Swanson is the husband of Shana Madoff, who is daughter of Peter Madoff. She is also a niece of Bernard Madoff, who operated a Ponzi scheme that is considered to be the largest financial fraud in U.S. history. She worked under her father at her uncle's firm, Bernard L. Madoff Investment Securities (BMIS), as a rules and compliance officer and attorney. She reported to her father who was responsible for ensuring that BMIS complied with its legal and regulatory obligations, and signed documents assuring the SEC that BMIS's business records were truthful and accurate.

Swanson met Shana Madoff in April 2003. The two met in 2003 at an industry event during an examination of Bernie Madoff by the SEC as to whether Bernie Madoff was front running customer orders, totally missing the multi-billion dollar Ponzi scheme that would be exposed in December 2008. The two had periodic contact thereafter in connection with Swanson speaking at industry events organized by a SIFMA committee on which Shana Madoff sat. During 2003 Swanson sent Shana's father Peter Madoff two regulatory requests, although by the time of the second request Swanson's responsibility for the examination had been transferred to a different Assistant Director at the SEC.

In March 2004, SEC lawyer Genevievette Walker-Lightfoot, who was reviewing Madoff's firm, raised questions to Swanson (Walker-Lightfoot's boss's supervisor) about unusual trading at a Bernie Madoff fund; Walker-Lightfoot was told to instead concentrate on an unrelated matter. Swanson and Walker-Lightfoot's boss asked for her research, but did not act upon it.

In February 2006, Swanson was emailed by Assistant Director John Nee that the SEC's New York Regional Office was investigating a complaint that Bernard Madoff might be running "the biggest Ponzi scheme ever." In April 2006, Swanson began to date Shana Madoff. Swanson reported the relationship to his supervisor who wrote in an email "I guess we won't be investigating Madoff anytime soon."

In 2006, the SEC's New York Enforcement Office, of which Swanson was not a part, closed its investigation of Bernie Madoff. On 15 September 2006, Swanson left the SEC. On 8 December 2006, Swanson and Shana Madoff became engaged.

In 2009, after the scandal broke, SEC Inspector General H. David Kotz investigated, and concluded that there was no evidence that Swanson's romantic relationship with Shana Madoff influenced the closing of the SEC investigation of Madoff.
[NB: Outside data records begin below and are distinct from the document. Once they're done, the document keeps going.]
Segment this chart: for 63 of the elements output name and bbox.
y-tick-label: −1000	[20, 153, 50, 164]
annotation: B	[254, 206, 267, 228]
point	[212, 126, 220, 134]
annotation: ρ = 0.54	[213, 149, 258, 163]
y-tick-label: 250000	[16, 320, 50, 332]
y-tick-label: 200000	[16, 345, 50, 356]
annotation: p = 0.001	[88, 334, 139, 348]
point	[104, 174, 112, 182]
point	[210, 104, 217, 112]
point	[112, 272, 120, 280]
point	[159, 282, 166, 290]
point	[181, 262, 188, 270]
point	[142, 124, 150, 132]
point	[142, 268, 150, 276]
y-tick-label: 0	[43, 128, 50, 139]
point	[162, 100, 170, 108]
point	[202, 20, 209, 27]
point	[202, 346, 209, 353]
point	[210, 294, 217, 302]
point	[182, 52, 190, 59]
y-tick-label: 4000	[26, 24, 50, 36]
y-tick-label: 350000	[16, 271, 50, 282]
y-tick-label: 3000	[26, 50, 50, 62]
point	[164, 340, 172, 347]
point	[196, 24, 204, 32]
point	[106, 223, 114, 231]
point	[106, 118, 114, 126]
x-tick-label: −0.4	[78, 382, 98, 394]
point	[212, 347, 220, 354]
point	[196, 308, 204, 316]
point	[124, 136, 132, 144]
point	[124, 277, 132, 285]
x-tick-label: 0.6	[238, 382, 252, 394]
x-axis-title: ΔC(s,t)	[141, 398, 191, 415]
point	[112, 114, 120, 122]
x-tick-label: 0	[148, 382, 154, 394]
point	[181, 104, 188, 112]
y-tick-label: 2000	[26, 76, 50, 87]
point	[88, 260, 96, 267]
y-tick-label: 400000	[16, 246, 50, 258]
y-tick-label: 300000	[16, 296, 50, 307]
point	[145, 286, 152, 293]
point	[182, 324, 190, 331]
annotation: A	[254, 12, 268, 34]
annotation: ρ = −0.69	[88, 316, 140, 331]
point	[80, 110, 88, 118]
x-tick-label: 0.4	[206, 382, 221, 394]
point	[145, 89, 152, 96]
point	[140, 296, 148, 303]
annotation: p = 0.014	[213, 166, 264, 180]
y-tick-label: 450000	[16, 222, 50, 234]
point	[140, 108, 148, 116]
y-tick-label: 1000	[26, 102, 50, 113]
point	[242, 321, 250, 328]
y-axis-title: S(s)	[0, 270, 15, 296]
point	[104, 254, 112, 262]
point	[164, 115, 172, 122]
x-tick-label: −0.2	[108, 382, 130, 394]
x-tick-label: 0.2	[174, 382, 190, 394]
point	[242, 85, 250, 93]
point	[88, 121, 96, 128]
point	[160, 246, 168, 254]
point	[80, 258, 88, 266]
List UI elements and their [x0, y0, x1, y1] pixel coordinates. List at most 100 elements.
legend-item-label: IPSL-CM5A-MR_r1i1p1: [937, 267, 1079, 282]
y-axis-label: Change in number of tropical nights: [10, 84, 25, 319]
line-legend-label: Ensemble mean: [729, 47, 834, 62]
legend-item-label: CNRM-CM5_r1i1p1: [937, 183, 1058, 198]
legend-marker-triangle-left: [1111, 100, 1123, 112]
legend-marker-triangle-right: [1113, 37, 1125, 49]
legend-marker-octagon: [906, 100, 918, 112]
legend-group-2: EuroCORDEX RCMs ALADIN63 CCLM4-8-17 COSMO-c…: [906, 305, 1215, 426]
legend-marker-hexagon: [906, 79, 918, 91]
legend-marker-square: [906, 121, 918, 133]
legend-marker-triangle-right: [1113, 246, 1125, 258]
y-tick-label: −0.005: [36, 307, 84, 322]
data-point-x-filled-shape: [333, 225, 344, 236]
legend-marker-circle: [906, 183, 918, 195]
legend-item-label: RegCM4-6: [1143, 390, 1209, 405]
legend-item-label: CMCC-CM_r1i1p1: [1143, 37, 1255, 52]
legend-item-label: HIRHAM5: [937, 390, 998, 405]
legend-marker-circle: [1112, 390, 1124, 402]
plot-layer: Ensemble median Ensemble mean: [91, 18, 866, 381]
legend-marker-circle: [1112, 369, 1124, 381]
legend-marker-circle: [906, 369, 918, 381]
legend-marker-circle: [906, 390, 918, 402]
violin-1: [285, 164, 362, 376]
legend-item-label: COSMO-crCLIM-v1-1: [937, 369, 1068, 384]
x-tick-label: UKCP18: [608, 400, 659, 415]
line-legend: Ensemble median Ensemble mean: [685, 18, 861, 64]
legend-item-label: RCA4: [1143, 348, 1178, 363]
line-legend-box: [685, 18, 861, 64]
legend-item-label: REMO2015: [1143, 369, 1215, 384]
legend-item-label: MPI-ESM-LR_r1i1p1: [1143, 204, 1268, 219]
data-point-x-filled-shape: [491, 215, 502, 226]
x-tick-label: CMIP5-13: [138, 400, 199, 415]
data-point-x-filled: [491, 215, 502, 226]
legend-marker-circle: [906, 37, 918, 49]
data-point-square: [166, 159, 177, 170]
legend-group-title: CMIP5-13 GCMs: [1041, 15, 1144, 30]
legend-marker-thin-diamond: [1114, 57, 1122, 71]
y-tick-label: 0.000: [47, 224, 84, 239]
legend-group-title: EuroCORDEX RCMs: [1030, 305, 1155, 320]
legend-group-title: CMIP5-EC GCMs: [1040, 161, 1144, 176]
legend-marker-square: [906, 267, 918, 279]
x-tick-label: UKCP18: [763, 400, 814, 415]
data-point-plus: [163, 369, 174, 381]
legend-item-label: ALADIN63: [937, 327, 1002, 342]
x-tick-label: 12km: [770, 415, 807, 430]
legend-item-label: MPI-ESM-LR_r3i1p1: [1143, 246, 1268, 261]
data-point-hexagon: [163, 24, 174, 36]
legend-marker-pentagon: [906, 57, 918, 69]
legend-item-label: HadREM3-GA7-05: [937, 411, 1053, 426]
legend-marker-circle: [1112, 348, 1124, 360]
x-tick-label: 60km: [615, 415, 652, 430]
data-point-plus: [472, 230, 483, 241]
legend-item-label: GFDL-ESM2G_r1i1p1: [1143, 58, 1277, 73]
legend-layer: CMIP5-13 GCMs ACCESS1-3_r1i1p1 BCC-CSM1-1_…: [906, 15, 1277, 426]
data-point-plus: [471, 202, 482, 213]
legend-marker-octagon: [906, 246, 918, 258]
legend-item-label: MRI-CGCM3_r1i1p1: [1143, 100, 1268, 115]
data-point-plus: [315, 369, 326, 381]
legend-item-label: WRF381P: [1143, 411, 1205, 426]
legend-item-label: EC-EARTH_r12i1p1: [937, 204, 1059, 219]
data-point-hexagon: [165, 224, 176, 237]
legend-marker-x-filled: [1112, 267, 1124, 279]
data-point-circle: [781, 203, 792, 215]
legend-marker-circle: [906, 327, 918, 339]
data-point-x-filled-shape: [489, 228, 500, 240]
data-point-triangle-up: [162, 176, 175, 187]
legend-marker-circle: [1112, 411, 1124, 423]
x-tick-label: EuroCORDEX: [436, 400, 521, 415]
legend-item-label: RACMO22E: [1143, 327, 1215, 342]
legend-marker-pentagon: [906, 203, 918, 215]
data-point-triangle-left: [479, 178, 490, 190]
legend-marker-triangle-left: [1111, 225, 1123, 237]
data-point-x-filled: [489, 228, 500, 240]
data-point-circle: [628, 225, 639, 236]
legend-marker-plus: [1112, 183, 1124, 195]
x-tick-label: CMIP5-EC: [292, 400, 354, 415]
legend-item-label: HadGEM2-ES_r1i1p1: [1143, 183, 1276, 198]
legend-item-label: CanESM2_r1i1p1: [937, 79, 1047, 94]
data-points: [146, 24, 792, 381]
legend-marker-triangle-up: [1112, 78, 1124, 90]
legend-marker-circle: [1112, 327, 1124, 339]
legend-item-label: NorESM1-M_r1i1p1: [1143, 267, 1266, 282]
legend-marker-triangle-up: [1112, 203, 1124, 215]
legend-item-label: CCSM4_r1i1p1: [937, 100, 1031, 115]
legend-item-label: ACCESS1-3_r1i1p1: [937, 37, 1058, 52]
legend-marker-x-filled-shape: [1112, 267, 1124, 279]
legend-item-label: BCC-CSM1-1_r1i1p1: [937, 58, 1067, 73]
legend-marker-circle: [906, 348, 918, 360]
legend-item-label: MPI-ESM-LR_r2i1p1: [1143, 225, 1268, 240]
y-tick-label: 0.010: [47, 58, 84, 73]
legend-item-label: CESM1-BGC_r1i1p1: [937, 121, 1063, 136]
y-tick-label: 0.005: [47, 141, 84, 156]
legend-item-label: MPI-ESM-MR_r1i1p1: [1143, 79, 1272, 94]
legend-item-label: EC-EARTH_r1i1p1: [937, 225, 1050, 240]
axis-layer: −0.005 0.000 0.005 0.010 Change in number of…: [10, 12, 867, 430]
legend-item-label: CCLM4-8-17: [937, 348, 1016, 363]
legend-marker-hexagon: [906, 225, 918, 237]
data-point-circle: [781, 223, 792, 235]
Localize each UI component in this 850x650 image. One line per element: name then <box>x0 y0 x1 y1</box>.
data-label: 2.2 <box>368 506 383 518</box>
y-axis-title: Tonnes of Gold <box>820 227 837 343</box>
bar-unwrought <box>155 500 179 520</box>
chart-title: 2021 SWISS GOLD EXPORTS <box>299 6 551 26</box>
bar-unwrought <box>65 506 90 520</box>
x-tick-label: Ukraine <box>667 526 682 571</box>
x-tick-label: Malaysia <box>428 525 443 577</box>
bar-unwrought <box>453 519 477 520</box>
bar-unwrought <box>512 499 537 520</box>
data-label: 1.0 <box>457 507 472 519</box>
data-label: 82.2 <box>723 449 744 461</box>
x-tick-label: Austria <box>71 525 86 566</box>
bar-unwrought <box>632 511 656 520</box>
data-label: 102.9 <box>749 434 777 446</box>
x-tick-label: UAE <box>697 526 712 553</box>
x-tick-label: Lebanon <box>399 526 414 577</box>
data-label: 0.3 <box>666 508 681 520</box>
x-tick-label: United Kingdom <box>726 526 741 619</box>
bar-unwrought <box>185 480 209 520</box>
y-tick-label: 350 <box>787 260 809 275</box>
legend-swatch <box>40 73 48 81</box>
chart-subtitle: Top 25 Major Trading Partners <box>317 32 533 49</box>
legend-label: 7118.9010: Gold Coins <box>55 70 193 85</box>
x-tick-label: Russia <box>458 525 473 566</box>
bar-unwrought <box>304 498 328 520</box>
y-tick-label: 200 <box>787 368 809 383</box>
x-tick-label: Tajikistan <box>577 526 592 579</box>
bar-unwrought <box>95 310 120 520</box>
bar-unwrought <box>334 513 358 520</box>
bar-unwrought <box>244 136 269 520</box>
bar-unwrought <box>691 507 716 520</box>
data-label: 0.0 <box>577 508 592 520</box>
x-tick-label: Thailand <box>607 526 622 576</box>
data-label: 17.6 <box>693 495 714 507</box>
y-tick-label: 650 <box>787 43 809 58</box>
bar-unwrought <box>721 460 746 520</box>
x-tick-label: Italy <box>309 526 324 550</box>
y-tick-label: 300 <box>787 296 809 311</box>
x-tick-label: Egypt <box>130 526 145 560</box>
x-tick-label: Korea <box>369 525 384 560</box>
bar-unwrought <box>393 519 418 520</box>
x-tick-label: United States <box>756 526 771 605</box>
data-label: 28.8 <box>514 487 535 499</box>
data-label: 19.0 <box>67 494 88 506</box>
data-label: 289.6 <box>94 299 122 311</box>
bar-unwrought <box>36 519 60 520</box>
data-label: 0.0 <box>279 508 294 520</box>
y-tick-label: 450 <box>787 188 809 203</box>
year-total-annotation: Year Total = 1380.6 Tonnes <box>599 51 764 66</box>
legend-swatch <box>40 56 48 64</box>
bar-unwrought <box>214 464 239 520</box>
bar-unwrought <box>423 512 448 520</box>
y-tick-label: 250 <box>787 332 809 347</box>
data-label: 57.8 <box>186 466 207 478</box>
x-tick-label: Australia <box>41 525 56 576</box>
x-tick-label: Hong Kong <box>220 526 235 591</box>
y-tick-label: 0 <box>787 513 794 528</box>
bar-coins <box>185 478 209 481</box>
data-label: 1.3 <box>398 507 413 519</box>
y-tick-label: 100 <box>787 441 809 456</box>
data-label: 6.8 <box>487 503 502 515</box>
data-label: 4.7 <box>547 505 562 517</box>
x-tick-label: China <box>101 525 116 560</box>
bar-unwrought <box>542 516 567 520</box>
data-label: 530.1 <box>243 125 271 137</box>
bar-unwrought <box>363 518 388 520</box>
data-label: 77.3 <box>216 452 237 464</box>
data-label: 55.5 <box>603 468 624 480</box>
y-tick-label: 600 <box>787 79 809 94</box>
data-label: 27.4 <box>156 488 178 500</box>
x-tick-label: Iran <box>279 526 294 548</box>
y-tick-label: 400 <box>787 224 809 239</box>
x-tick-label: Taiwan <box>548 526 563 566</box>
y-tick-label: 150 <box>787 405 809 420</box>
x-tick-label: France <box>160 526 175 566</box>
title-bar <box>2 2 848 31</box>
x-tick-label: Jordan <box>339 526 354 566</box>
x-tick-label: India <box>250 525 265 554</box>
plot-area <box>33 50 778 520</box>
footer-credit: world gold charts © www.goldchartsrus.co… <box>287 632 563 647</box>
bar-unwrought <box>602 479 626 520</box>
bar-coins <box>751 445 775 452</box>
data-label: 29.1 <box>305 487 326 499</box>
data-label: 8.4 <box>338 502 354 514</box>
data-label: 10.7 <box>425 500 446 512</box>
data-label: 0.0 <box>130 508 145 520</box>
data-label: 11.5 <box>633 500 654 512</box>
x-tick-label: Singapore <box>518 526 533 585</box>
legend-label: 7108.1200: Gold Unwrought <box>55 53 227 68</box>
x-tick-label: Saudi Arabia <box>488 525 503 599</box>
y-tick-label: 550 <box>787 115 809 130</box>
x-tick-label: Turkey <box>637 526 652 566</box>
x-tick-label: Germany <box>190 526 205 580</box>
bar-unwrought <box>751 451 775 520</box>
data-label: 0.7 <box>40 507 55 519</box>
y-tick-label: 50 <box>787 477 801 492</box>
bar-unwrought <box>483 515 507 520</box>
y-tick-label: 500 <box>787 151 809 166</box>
He did conclude, however, that: "Swanson's communication with Shana during the period of time he was engaged in a cause examination of her uncle and father's firm, created the appearance of a potential conflict of interest."

The September 29, 2007, wedding between Swanson and Shana Madoff was attended by Lori Richards, the SEC's Director of Compliance Investigations and Examinations, who oversaw the Division in which Swanson worked at the SEC. In 2008, Bernard Madoff spoke at a business roundtable meeting of his "very close" relationship with an SEC lawyer, and chuckled: "my niece even married one". In April 2009, Richards recused herself from the Madoff investigation.

==Ameriprise Financial==

Subsequent to working at the SEC, Swanson was a Vice President of regulatory strategy at Ameriprise Financial, a financial services company based in Minnesota.

==BATS==

Swanson is the Senior Vice President, General Counsel, and Secretary
of BATS Global Markets, an electronic stock exchange that is the third-largest stock exchange in the United States, which he joined as General Counsel in January 2008. He was hired in part to assist the exchange in its effort to obtain exchange status from the SEC.